This past Sunday's Liturgy, we heard the story of the Good Samaritan - the man who stopped on the road to help a victim of robbers when everyone else just passed by. Lori and I went to St. Clements so Fr. Peter gave the homily. I really admire the way that Fr. Peter just strips away all of the extraneous information and comes straight to the point in his homilies. This one was no different.
Fr. Peter began by relating a complement that he had received from a person in the neighborhood about why he is such a good gardener. The person said that Fr. Peter was a good gardener because he looked at his plants. He looked at them to know if they needed water or had too much. He looked at them to know if the soil was too hard or too soft. He looked at them to know if they had too much sun or not enough. Only by looking at his plants could he find out what they needed and fix it.

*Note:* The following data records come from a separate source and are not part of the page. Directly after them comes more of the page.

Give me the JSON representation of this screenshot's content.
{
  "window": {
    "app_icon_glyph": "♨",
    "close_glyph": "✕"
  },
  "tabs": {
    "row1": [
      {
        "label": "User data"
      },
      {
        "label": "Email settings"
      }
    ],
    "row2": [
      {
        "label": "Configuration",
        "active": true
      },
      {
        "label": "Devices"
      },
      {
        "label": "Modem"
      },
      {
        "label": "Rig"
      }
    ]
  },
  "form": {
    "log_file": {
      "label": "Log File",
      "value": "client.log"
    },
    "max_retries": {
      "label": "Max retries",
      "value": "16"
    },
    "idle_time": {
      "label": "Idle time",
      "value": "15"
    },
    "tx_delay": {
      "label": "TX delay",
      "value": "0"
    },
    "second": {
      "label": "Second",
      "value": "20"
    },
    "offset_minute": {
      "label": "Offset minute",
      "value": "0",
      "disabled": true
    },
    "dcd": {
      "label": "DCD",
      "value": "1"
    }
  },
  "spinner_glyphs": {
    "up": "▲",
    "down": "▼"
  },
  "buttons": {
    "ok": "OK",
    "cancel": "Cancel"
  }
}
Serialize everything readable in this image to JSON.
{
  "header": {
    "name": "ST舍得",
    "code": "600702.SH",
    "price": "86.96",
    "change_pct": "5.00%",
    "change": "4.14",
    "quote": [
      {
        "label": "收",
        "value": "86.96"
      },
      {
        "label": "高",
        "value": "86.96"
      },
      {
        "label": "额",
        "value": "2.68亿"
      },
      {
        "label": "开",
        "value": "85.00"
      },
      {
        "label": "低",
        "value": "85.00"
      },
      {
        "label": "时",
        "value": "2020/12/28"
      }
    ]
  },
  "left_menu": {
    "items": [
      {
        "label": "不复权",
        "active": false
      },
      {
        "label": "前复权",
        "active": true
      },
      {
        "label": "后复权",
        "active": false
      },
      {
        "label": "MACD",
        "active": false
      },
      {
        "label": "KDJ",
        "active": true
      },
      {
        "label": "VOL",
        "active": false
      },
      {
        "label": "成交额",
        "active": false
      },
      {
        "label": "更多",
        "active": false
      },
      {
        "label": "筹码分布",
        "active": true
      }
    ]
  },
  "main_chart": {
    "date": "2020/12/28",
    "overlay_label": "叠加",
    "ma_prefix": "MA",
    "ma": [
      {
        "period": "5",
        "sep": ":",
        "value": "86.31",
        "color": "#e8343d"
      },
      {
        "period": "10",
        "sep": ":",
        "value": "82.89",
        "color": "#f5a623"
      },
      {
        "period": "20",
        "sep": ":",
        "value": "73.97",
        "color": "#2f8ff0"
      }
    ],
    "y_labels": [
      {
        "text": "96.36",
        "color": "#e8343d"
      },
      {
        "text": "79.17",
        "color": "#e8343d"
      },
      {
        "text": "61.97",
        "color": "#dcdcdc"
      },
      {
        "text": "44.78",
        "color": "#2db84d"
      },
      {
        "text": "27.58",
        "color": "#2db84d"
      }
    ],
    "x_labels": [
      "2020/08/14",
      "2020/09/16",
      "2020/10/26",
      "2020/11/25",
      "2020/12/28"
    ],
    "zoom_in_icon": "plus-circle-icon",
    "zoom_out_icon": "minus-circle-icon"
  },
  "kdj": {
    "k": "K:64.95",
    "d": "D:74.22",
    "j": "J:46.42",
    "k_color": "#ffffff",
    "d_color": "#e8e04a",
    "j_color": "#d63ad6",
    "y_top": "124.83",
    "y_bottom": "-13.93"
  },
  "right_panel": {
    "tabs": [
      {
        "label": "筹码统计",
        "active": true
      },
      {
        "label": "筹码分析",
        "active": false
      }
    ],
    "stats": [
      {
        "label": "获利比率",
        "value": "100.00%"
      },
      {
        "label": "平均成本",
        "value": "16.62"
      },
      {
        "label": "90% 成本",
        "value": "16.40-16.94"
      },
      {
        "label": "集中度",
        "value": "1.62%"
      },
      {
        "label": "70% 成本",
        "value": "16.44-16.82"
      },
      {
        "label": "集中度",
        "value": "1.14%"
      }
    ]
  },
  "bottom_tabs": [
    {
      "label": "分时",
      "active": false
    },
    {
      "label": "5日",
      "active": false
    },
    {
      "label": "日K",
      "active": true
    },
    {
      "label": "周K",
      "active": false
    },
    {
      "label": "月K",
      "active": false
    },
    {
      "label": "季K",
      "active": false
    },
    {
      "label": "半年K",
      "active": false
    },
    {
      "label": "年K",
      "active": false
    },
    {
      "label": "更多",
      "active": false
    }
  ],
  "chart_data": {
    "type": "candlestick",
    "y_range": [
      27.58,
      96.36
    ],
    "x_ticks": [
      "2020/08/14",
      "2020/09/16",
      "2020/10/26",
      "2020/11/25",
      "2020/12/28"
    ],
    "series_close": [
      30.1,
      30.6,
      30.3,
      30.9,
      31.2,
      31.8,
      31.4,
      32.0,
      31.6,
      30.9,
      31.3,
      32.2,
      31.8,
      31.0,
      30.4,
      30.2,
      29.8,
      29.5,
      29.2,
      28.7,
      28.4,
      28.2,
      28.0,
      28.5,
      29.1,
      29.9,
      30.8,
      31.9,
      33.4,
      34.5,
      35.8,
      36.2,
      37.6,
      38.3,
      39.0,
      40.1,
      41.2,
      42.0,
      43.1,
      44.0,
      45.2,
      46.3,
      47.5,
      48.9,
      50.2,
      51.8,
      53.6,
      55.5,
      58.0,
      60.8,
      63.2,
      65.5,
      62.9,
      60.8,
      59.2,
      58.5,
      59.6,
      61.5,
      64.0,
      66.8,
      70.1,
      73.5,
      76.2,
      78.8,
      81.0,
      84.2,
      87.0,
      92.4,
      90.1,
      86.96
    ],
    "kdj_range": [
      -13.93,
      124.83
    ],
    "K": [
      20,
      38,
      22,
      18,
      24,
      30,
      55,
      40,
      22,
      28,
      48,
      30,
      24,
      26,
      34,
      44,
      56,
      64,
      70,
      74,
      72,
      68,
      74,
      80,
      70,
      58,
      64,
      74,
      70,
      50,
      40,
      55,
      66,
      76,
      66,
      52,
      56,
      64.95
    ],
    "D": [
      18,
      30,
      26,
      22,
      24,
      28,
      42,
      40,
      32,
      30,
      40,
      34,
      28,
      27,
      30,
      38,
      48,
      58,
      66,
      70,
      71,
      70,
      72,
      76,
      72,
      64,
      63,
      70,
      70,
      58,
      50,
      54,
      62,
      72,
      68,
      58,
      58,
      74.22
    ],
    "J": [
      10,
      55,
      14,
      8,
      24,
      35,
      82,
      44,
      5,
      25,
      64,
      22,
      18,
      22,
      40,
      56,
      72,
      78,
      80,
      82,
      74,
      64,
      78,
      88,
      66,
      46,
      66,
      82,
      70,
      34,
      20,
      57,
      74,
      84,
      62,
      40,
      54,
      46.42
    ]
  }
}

Now the point of the Good Samaritan, according to Fr. Peter, is that probably only the Good Samaritan bothered to look at the robber's victim. The other travelers on the road probably did not stop because they simply did not take the time to look at the victim. Since they did not take the time to look at him, they could not feel sympathy or compassion for him and thus it did not even occur to them to stop and help. Only the Good Samaritan bothered to look.
Living in the city, I think that this message really hits home for me. How often do I just blow by panhandlers on the sidewalk because I just do not take the time to look at them? How callus do we become when we do not take the time to look at our neighbor?